Scott Morrison's Hawaii trip and tin ear in the early stages of the bushfire crisis, the rorting of a $100 million sports grants scheme, the police investigation of a minister over a falsified document - the fog of scandal enveloping the government has been even more persistent than the smoke that smothered Canberra.
Increasingly when senior politicians and public servants gather, the common lament has become that public expectations of government have never been so high, and trust so low.
So far, Scott Morrison has tried to shrug it all off as "a bit of a pile-on".
But there are real concerns about what this low regard means not just for the standing of the prime minister or government of the day, but for the broader institutions of government like the Australian Public Service, and for the way people are likely to interact with government.

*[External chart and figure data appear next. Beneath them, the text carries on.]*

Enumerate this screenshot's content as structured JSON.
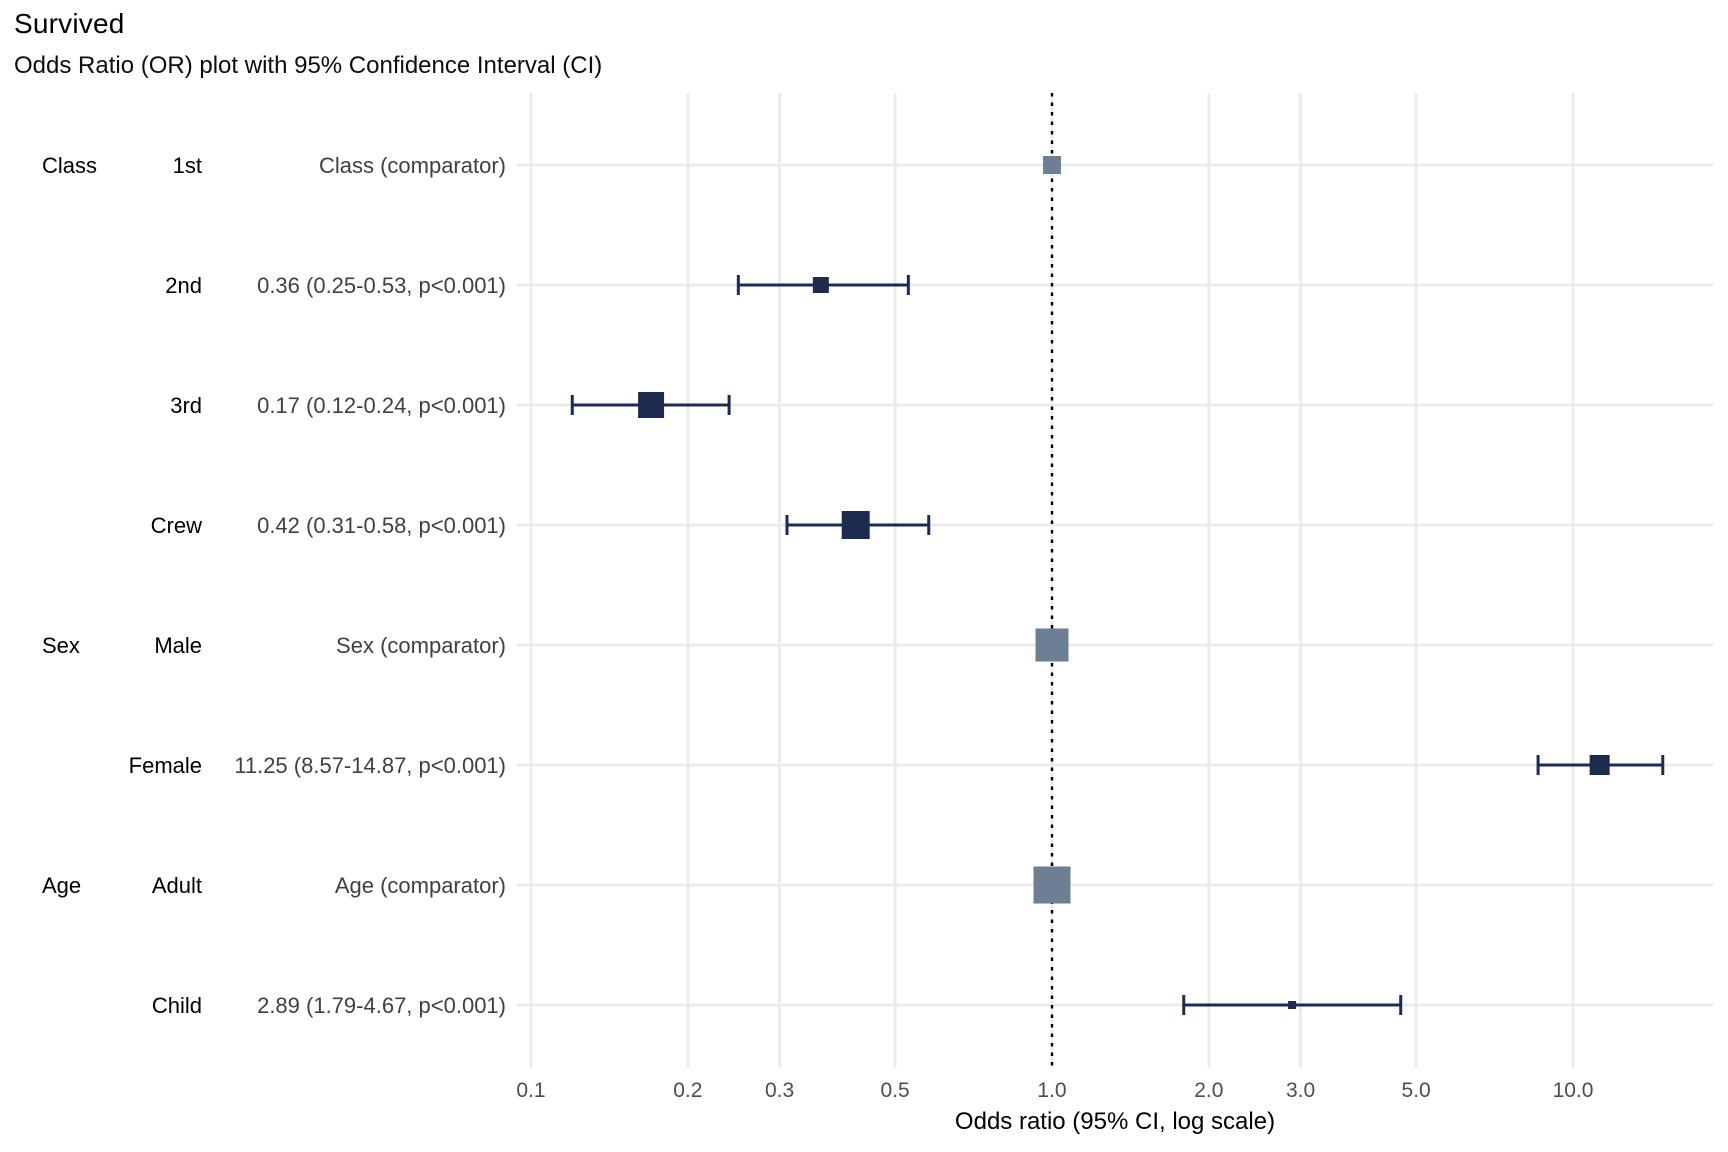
{
  "chart_data": {
    "type": "forest",
    "title": "Survived",
    "subtitle": "Odds Ratio (OR) plot with 95% Confidence Interval (CI)",
    "xlabel": "Odds ratio (95% CI, log scale)",
    "x_scale": "log10",
    "xlim": [
      0.094,
      18.6
    ],
    "grid": true,
    "reference_line": 1.0,
    "x_ticks": [
      0.1,
      0.2,
      0.3,
      0.5,
      1.0,
      2.0,
      3.0,
      5.0,
      10.0
    ],
    "x_tick_labels": [
      "0.1",
      "0.2",
      "0.3",
      "0.5",
      "1.0",
      "2.0",
      "3.0",
      "5.0",
      "10.0"
    ],
    "rows": [
      {
        "variable": "Class",
        "level": "1st",
        "label": "Class (comparator)",
        "or": 1.0,
        "ci_low": null,
        "ci_high": null,
        "comparator": true,
        "size": 18
      },
      {
        "variable": "",
        "level": "2nd",
        "label": "0.36 (0.25-0.53, p<0.001)",
        "or": 0.36,
        "ci_low": 0.25,
        "ci_high": 0.53,
        "comparator": false,
        "size": 16
      },
      {
        "variable": "",
        "level": "3rd",
        "label": "0.17 (0.12-0.24, p<0.001)",
        "or": 0.17,
        "ci_low": 0.12,
        "ci_high": 0.24,
        "comparator": false,
        "size": 26
      },
      {
        "variable": "",
        "level": "Crew",
        "label": "0.42 (0.31-0.58, p<0.001)",
        "or": 0.42,
        "ci_low": 0.31,
        "ci_high": 0.58,
        "comparator": false,
        "size": 28
      },
      {
        "variable": "Sex",
        "level": "Male",
        "label": "Sex (comparator)",
        "or": 1.0,
        "ci_low": null,
        "ci_high": null,
        "comparator": true,
        "size": 33
      },
      {
        "variable": "",
        "level": "Female",
        "label": "11.25 (8.57-14.87, p<0.001)",
        "or": 11.25,
        "ci_low": 8.57,
        "ci_high": 14.87,
        "comparator": false,
        "size": 20
      },
      {
        "variable": "Age",
        "level": "Adult",
        "label": "Age (comparator)",
        "or": 1.0,
        "ci_low": null,
        "ci_high": null,
        "comparator": true,
        "size": 37
      },
      {
        "variable": "",
        "level": "Child",
        "label": "2.89 (1.79-4.67, p<0.001)",
        "or": 2.89,
        "ci_low": 1.79,
        "ci_high": 4.67,
        "comparator": false,
        "size": 8
      }
    ],
    "colors": {
      "estimate_marker": "#1f2a4f",
      "comparator_marker": "#6f7f93",
      "errorbar": "#1f2a4f",
      "gridline": "#ebebeb",
      "reference_line": "#000000",
      "tick_text": "#4d4d4d",
      "estimate_text": "#404040",
      "label_text": "#000000",
      "axis_title_text": "#000000"
    }
  }
}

A Boston Consulting Group-Salesforce survey suggests there could be serious consequences.
It found a significant proportion of people don't want to share personal data with the government because they don't trust it will be safe.
Even more worrying, confidence in the government's ability to handle personal information safely and securely is sliding.
The report found that people's trust in government was heavily influenced by their experiences in interacting with it.
People have high expectations - half said they expected government services to be as good as the best in the private sector.
Failing to meet such standards undermined their confidence that the government could be trusted with their information.
This matters because the government wants to deliver more and more services online, and to use people's data to better calibrate and direct its offerings.
The solution, experts say, is for the government to be upfront and open with people about how it wants to use their data, and why.
For a government that seems overly obsessed with secrecy and information-hiding, this might be a tough lesson to apply.